Downstairs on Wednesday and upstairs on Thursday, the nearly 100 students in 14 classrooms of the Sayville Learning Center displayed their interactive technology projects during a curriculum and technology expo last week. Using an array of computer tools from Photo Story to PowerPoint and other learning resources, such as books and research, the students in grades kindergarten through fifth (with a few sixth graders sprinkled) in created a variety of projects, including a six-minute movie about their school week.

The students at the learning center are a diverse group who are challenged, but through the application of the technology incorporated throughout the curriculum with Smart boards and other tools and programs, learning becomes less an adversity and more an opportunity.

“This is part of the integrated student curriculum function and future function in the world,” said Principal Linda Conroy, regarding the use of technology and noted that this type of learning is “instructive and invaluable part of the students’ lives.” For her students, Conroy added, using technology produces more of a hands-on feel to learning concepts and allows the children to demonstrate what they are learning and actually see a genuine finished product. For Mario, that completed product was an assortment of projects from scrolls that unrolled similar to a movie depicting several states, to creating suitcases that displayed pictures and information about the states and useful for tourists.
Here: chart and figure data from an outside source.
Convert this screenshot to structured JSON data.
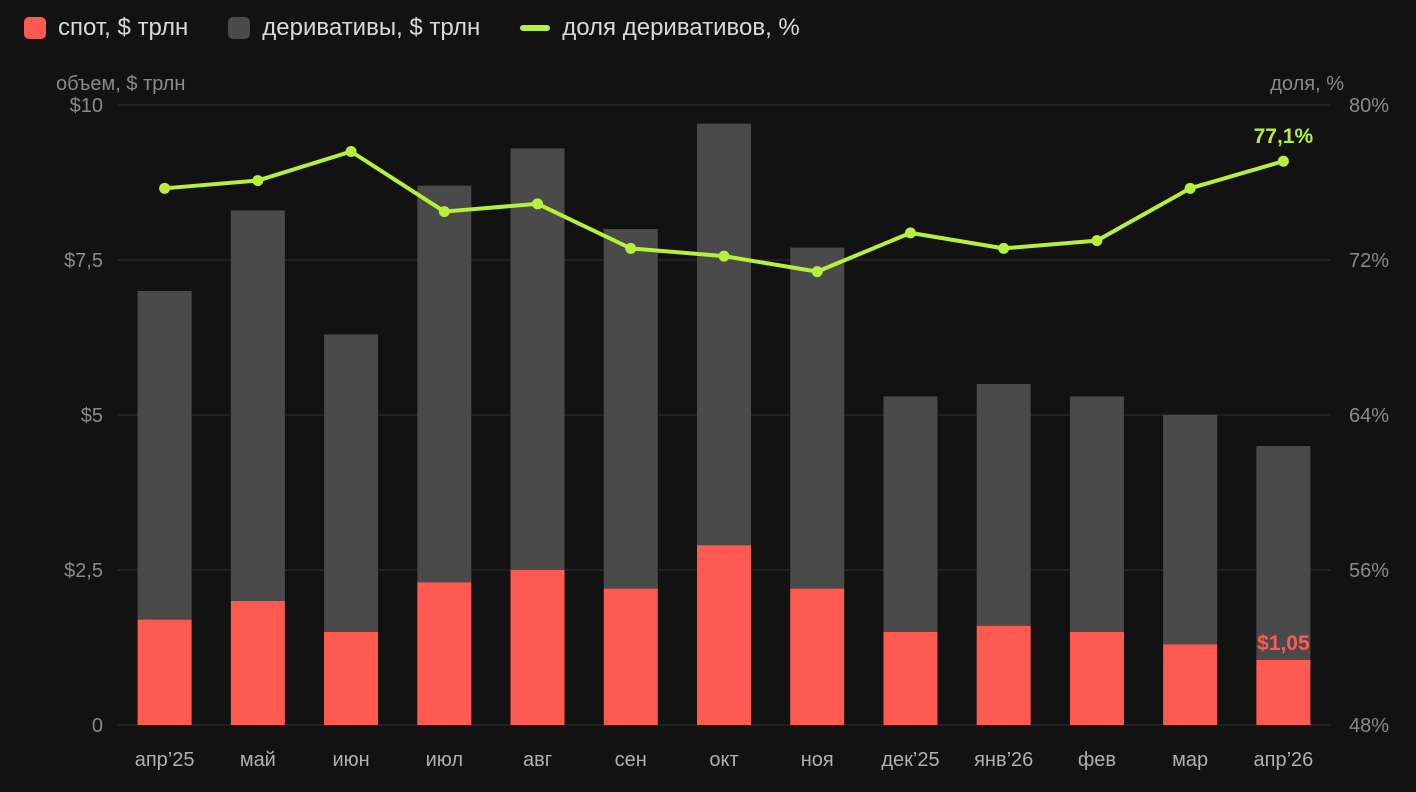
{
  "legend": [
    {
      "label": "спот, $ трлн",
      "color": "#ff5a52",
      "kind": "square"
    },
    {
      "label": "деривативы, $ трлн",
      "color": "#4a4a4a",
      "kind": "square"
    },
    {
      "label": "доля деривативов, %",
      "color": "#b6f03c",
      "kind": "line"
    }
  ],
  "chart_data": {
    "type": "bar",
    "stacked": true,
    "categories": [
      "апр’25",
      "май",
      "июн",
      "июл",
      "авг",
      "сен",
      "окт",
      "ноя",
      "дек’25",
      "янв’26",
      "фев",
      "мар",
      "апр’26"
    ],
    "series": [
      {
        "name": "спот, $ трлн",
        "type": "bar",
        "axis": "left",
        "color": "#ff5a52",
        "values": [
          1.7,
          2.0,
          1.5,
          2.3,
          2.5,
          2.2,
          2.9,
          2.2,
          1.5,
          1.6,
          1.5,
          1.3,
          1.05
        ]
      },
      {
        "name": "деривативы, $ трлн",
        "type": "bar",
        "axis": "left",
        "color": "#4a4a4a",
        "values": [
          5.3,
          6.3,
          4.8,
          6.4,
          6.8,
          5.8,
          6.8,
          5.5,
          3.8,
          3.9,
          3.8,
          3.7,
          3.45
        ]
      },
      {
        "name": "доля деривативов, %",
        "type": "line",
        "axis": "right",
        "color": "#b6f03c",
        "values": [
          75.7,
          76.1,
          77.6,
          74.5,
          74.9,
          72.6,
          72.2,
          71.4,
          73.4,
          72.6,
          73.0,
          75.7,
          77.1
        ]
      }
    ],
    "y_left": {
      "label": "объем, $ трлн",
      "ylim": [
        0,
        10
      ],
      "ticks": [
        0,
        2.5,
        5,
        7.5,
        10
      ],
      "tick_labels": [
        "0",
        "$2,5",
        "$5",
        "$7,5",
        "$10"
      ]
    },
    "y_right": {
      "label": "доля, %",
      "ylim": [
        48,
        80
      ],
      "ticks": [
        48,
        56,
        64,
        72,
        80
      ],
      "tick_labels": [
        "48%",
        "56%",
        "64%",
        "72%",
        "80%"
      ]
    },
    "annotations": [
      {
        "text": "77,1%",
        "series": 2,
        "index": 12,
        "color": "#b6f03c"
      },
      {
        "text": "$1,05",
        "series": 0,
        "index": 12,
        "color": "#ff5a52"
      }
    ],
    "grid": true,
    "legend_position": "top-left"
  }
}
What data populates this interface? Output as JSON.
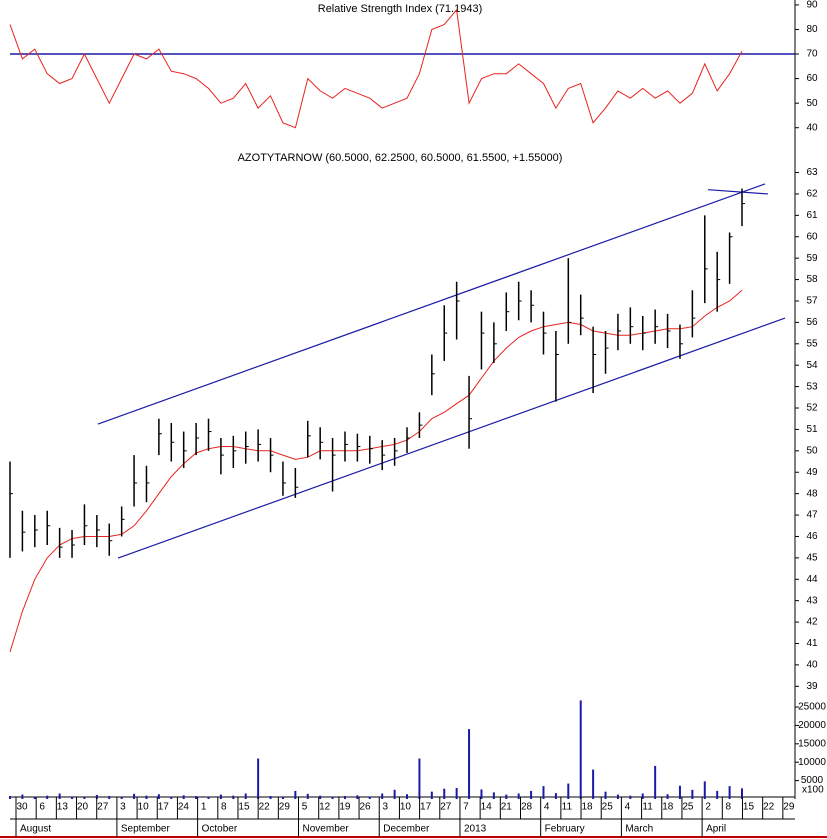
{
  "chart_data": {
    "type": "ohlc",
    "rsi": {
      "title": "Relative Strength Index (71.1943)",
      "color": "#e8231e",
      "reference": 70,
      "reference_color": "#1a1aa8",
      "ylim": [
        35,
        92
      ],
      "yticks": [
        40,
        50,
        60,
        70,
        80,
        90
      ],
      "values": [
        82,
        68,
        72,
        62,
        58,
        60,
        70,
        60,
        50,
        60,
        70,
        68,
        72,
        63,
        62,
        60,
        56,
        50,
        52,
        58,
        48,
        53,
        42,
        40,
        60,
        55,
        52,
        56,
        54,
        52,
        48,
        50,
        52,
        62,
        80,
        82,
        88,
        50,
        60,
        62,
        62,
        66,
        62,
        58,
        48,
        56,
        58,
        42,
        48,
        55,
        52,
        56,
        52,
        55,
        50,
        54,
        66,
        55,
        62,
        71.1943
      ]
    },
    "price": {
      "title": "AZOTYTARNOW (60.5000, 62.2500, 60.5000, 61.5500, +1.55000)",
      "color": "#000000",
      "ylim": [
        38.5,
        64.1
      ],
      "yticks": [
        39,
        40,
        41,
        42,
        43,
        44,
        45,
        46,
        47,
        48,
        49,
        50,
        51,
        52,
        53,
        54,
        55,
        56,
        57,
        58,
        59,
        60,
        61,
        62,
        63
      ],
      "close": [
        48.0,
        46.2,
        46.3,
        46.5,
        45.5,
        45.6,
        46.5,
        46.3,
        45.8,
        46.8,
        48.5,
        48.5,
        50.8,
        50.4,
        50.0,
        50.6,
        50.9,
        49.8,
        50.0,
        50.2,
        50.3,
        49.8,
        48.5,
        48.3,
        50.7,
        50.4,
        49.8,
        50.3,
        50.2,
        50.1,
        49.8,
        50.0,
        50.6,
        51.2,
        53.6,
        55.5,
        57.0,
        51.5,
        55.5,
        55.0,
        56.5,
        57.0,
        56.8,
        55.5,
        54.5,
        56.0,
        56.2,
        54.5,
        54.8,
        55.6,
        55.8,
        55.5,
        55.8,
        55.6,
        55.0,
        56.2,
        58.5,
        58.0,
        60.0,
        61.55
      ],
      "high": [
        49.5,
        47.2,
        47.0,
        47.2,
        46.4,
        46.3,
        47.5,
        47.0,
        46.6,
        47.4,
        49.8,
        49.3,
        51.5,
        51.3,
        50.9,
        51.3,
        51.5,
        50.6,
        50.7,
        50.9,
        51.0,
        50.6,
        49.5,
        49.2,
        51.4,
        51.1,
        50.6,
        50.9,
        50.8,
        50.7,
        50.5,
        50.6,
        51.1,
        51.8,
        54.5,
        56.8,
        57.9,
        53.5,
        56.5,
        56.0,
        57.4,
        57.9,
        57.5,
        56.5,
        55.6,
        59.0,
        57.3,
        55.8,
        55.6,
        56.4,
        56.7,
        56.3,
        56.6,
        56.4,
        55.9,
        57.5,
        61.0,
        59.3,
        60.2,
        62.25
      ],
      "low": [
        45.0,
        45.3,
        45.5,
        45.6,
        45.0,
        45.0,
        45.6,
        45.5,
        45.1,
        46.0,
        47.4,
        47.6,
        49.8,
        49.5,
        49.2,
        49.8,
        50.0,
        48.9,
        49.2,
        49.4,
        49.5,
        49.0,
        47.9,
        47.8,
        49.7,
        49.6,
        48.1,
        49.5,
        49.5,
        49.4,
        49.1,
        49.3,
        49.9,
        50.6,
        52.6,
        54.2,
        55.2,
        50.1,
        53.8,
        54.1,
        55.6,
        56.1,
        56.0,
        54.5,
        52.3,
        55.0,
        55.4,
        52.7,
        53.6,
        54.7,
        55.0,
        54.7,
        55.0,
        54.8,
        54.3,
        55.3,
        56.9,
        56.5,
        57.8,
        60.5
      ],
      "ma": {
        "color": "#e8231e",
        "values": [
          40.6,
          42.5,
          44.0,
          45.0,
          45.6,
          45.9,
          46.0,
          46.0,
          46.0,
          46.1,
          46.5,
          47.2,
          48.0,
          48.8,
          49.4,
          49.9,
          50.1,
          50.2,
          50.2,
          50.1,
          50.0,
          50.0,
          49.8,
          49.6,
          49.7,
          50.0,
          50.0,
          50.0,
          50.0,
          50.1,
          50.2,
          50.3,
          50.5,
          50.9,
          51.5,
          51.8,
          52.2,
          52.6,
          53.4,
          54.2,
          54.8,
          55.3,
          55.6,
          55.8,
          55.9,
          56.0,
          55.9,
          55.6,
          55.5,
          55.4,
          55.4,
          55.5,
          55.6,
          55.7,
          55.7,
          55.8,
          56.3,
          56.7,
          57.0,
          57.5
        ]
      },
      "trendlines": {
        "color": "#1a1aa8",
        "lines": [
          [
            51.25,
            62.47
          ],
          [
            44.99,
            56.2
          ],
          [
            62.2,
            62.0
          ]
        ]
      }
    },
    "volume": {
      "color": "#1a1aa8",
      "unit": "x100",
      "ylim": [
        0,
        28000
      ],
      "yticks": [
        5000,
        10000,
        15000,
        20000,
        25000
      ],
      "values": [
        800,
        1200,
        600,
        900,
        1500,
        700,
        500,
        1100,
        800,
        600,
        1400,
        900,
        1300,
        700,
        1000,
        800,
        600,
        1200,
        900,
        1500,
        11000,
        800,
        700,
        2200,
        1400,
        900,
        600,
        800,
        1000,
        700,
        1500,
        2500,
        1300,
        11000,
        2000,
        2800,
        3000,
        19000,
        2600,
        1800,
        1200,
        1500,
        2200,
        3500,
        1600,
        4200,
        26800,
        8000,
        2000,
        1200,
        900,
        1500,
        9000,
        1300,
        3600,
        2500,
        4800,
        2200,
        3500,
        2900
      ]
    },
    "x_axis": {
      "months": [
        {
          "name": "August",
          "weeks": [
            "30",
            "6",
            "13",
            "20",
            "27"
          ]
        },
        {
          "name": "September",
          "weeks": [
            "3",
            "10",
            "17",
            "24"
          ]
        },
        {
          "name": "October",
          "weeks": [
            "1",
            "8",
            "15",
            "22",
            "29"
          ]
        },
        {
          "name": "November",
          "weeks": [
            "5",
            "12",
            "19",
            "26"
          ]
        },
        {
          "name": "December",
          "weeks": [
            "3",
            "10",
            "17",
            "27"
          ]
        },
        {
          "name": "2013",
          "weeks": [
            "7",
            "14",
            "21",
            "28"
          ]
        },
        {
          "name": "February",
          "weeks": [
            "4",
            "11",
            "18",
            "25"
          ]
        },
        {
          "name": "March",
          "weeks": [
            "4",
            "11",
            "18",
            "25"
          ]
        },
        {
          "name": "April",
          "weeks": [
            "2",
            "8",
            "15",
            "22",
            "29"
          ]
        }
      ]
    }
  }
}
“I already knew a lot of history, then got into it studying about it with books and computers,” said Mario as he deftly showed off his class project. There were even poems written by the students about the states that began each line with a letter from the state’s name. Fifth-graders who will be transitioning to the Jefferson Center next year, which is the middle school, produced a movie and books about their school days. The movie, introduced live during one of the showings by John, was created using Photo Story and is a sharp-looking production that featured dissolves, wipes and diamond and star-shaped edit segues between the scenes, and included individual student voiceovers.

“We made our own books using pictures; we wrote and had color,” said Alena, who showed off everyone’s books, which also included a page for autographs. In Terry Corriss’s class, students were taught to write in Braille using a Braille typewriter by teacher-in-residence, Albert Rizzi. A former kindergarten teacher and principal, Rizzi contracted meningitis three years ago, which caused his blindness. For the past five weeks, Rizzi, along with his guide dog Doxie, has worked with the students, teaching them about overcoming a sensory loss, while displaying empathy for their challenges. “He has had a huge impact on their lives, teaching them about Helen Keller and using their other senses,” said Corriss, whose class created a computer generated, Jeopardy like game featuring a Helen Keller category. Rizzi said that the children have taught him as much or even more than he has taught them, but thinks he has “opened their eyes to rise above their challenges” where they can “create opportunities.”

The second floor was also abuzz with first-, second- and third-graders playing a fill-in-the-blank spelling game using a Smart Board. Hearty applause followed every correct solution. Some students generated several informational graphs using researched data involving the weather, sports and television, while another class invited author Jack Gantos, writer of the Joey Pigza book series. Though Gantos had to decline the invitation, due to a prior engagement in Moscow (Russia), the children created a project that encourages other students to purchase Gantos’ books. “The students are engaging in activities and focusing longer,” Corriss said about her students. It appeared that this could be said of all the children, who were excited about displaying their projects and learning skills.